TERASSI et al. (2017) não observaram diferenças no desempenho cognitivo de idosos cuidadores com dor crônica e ausência de dor, porém este estudo não verificou se existe influência do cuidado nessa relação, não foram avaliados idosos não cuidadores para confirmar se o ato de cuidar é uma variável de influência. Hipotetizando que o cuidado é uma variável de influência para esses resultados, outra questão levantada pelos autores que ainda não foi estudada é a influência do tempo nesse processo, ou seja, se o declínio cognitivo dos idosos com dor crônica acentua-se ao longo do tempo.

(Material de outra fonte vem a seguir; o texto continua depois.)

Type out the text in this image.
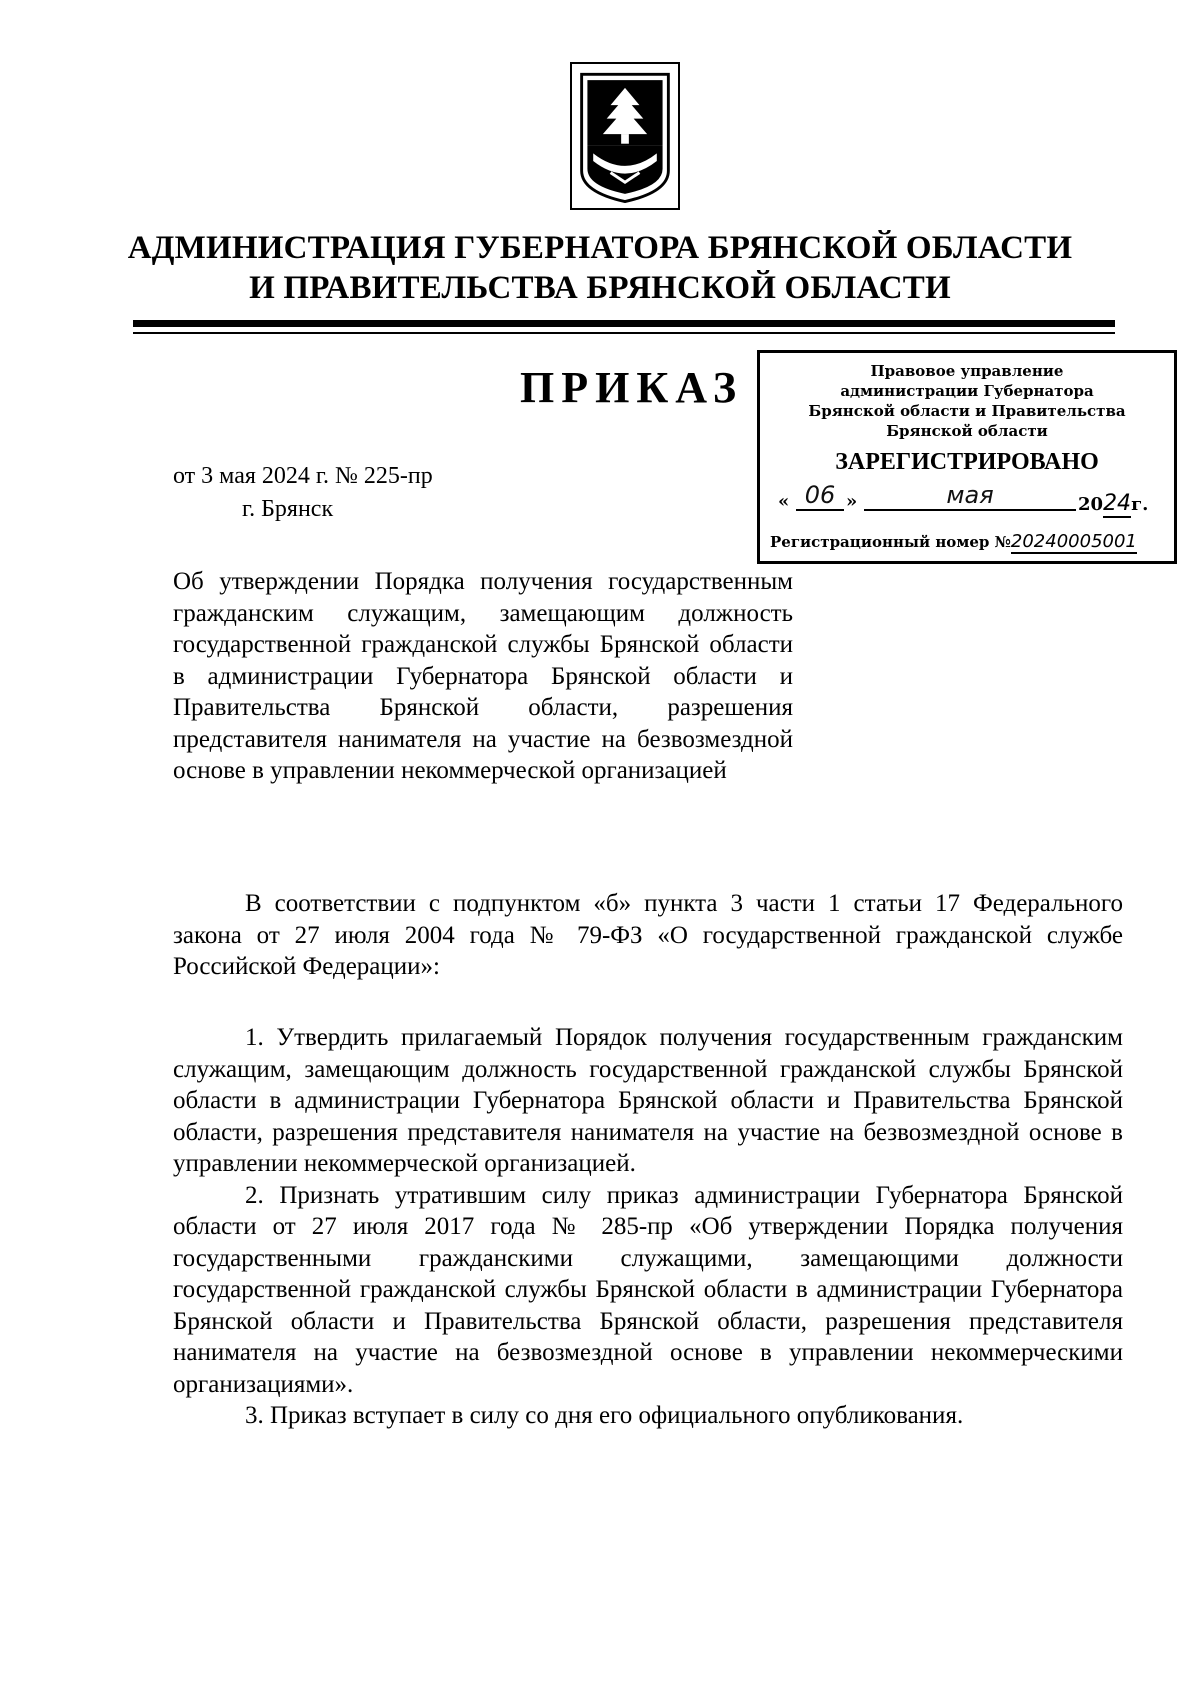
АДМИНИСТРАЦИЯ ГУБЕРНАТОРА БРЯНСКОЙ ОБЛАСТИ
И ПРАВИТЕЛЬСТВА БРЯНСКОЙ ОБЛАСТИ
ПРИКАЗ	Правовое управление
администрации Губернатора
Брянской области и Правительства
Брянской области
ЗАРЕГИСТРИРОВАНО
« 06 »	мая	2024г.
Регистрационный номер №20240005001
от 3 мая 2024 г. № 225-пр
г. Брянск
Об утверждении Порядка получения государственным гражданским служащим, замещающим должность государственной гражданской службы Брянской области в администрации Губернатора Брянской области и Правительства Брянской области, разрешения представителя нанимателя на участие на безвозмездной основе в управлении некоммерческой организацией

В соответствии с подпунктом «б» пункта 3 части 1 статьи 17 Федерального закона от 27 июля 2004 года № 79-ФЗ «О государственной гражданской службе Российской Федерации»:

1. Утвердить прилагаемый Порядок получения государственным гражданским служащим, замещающим должность государственной гражданской службы Брянской области в администрации Губернатора Брянской области и Правительства Брянской области, разрешения представителя нанимателя на участие на безвозмездной основе в управлении некоммерческой организацией.

2. Признать утратившим силу приказ администрации Губернатора Брянской области от 27 июля 2017 года № 285-пр «Об утверждении Порядка получения государственными гражданскими служащими, замещающими должности государственной гражданской службы Брянской области в администрации Губернатора Брянской области и Правительства Брянской области, разрешения представителя нанимателя на участие на безвозмездной основе в управлении некоммерческими организациями».

3. Приказ вступает в силу со дня его официального опубликования.
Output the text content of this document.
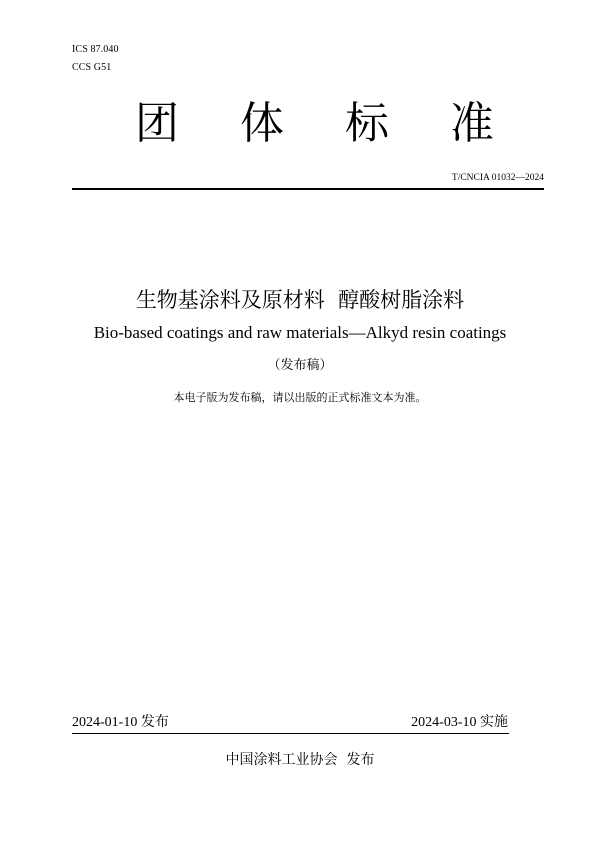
ICS 87.040
CCS G51
团 体 标 准
T/CNCIA 01032—2024
生物基涂料及原材料  醇酸树脂涂料
Bio-based coatings and raw materials—Alkyd resin coatings
（发布稿）
本电子版为发布稿，请以出版的正式标准文本为准。
2024-01-10 发布	2024-03-10 实施
中国涂料工业协会  发布
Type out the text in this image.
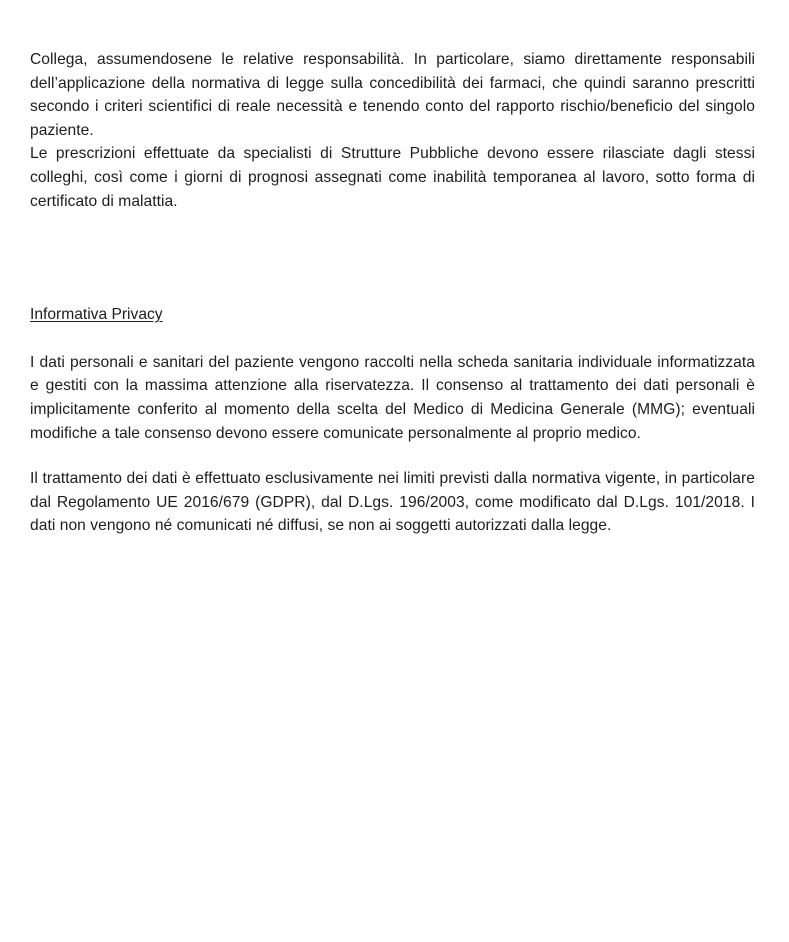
Collega, assumendosene le relative responsabilità. In particolare, siamo direttamente responsabili dell’applicazione della normativa di legge sulla concedibilità dei farmaci, che quindi saranno prescritti secondo i criteri scientifici di reale necessità e tenendo conto del rapporto rischio/beneficio del singolo paziente.

Le prescrizioni effettuate da specialisti di Strutture Pubbliche devono essere rilasciate dagli stessi colleghi, così come i giorni di prognosi assegnati come inabilità temporanea al lavoro, sotto forma di certificato di malattia.

Informativa Privacy

I dati personali e sanitari del paziente vengono raccolti nella scheda sanitaria individuale informatizzata e gestiti con la massima attenzione alla riservatezza. Il consenso al trattamento dei dati personali è implicitamente conferito al momento della scelta del Medico di Medicina Generale (MMG); eventuali modifiche a tale consenso devono essere comunicate personalmente al proprio medico.

Il trattamento dei dati è effettuato esclusivamente nei limiti previsti dalla normativa vigente, in particolare dal Regolamento UE 2016/679 (GDPR), dal D.Lgs. 196/2003, come modificato dal D.Lgs. 101/2018. I dati non vengono né comunicati né diffusi, se non ai soggetti autorizzati dalla legge.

Diante dessas indagações, da escassez de pesquisas e da importância em se estudar idosos que são cuidadores e referem dor crônica, justifica-se a realização deste estudo com o intuito de responder as seguintes perguntas de pesquisa: o desempenho cognitivo difere entre os grupos de idosos cuidadores e idosos não cuidadores com e sem dor crônica? Ao longo de quatro anos o desempenho cognitivo sofre maior declínio no grupo de idosos cuidadores com dor crônica?

Desta maneira, acredita-se que avaliar o desempenho cognitivo e a dor crônica em idosos cuidadores brasileiros e explorar o conhecimento sobre essa temática possa contribuir para um melhor conhecimento científico da relação entre cognição e dor crônica, além de contribuir para um planejamento da

assistência de saúde nessa população, bem como salientar a importância do manejo adequado da dor crônica em idosos.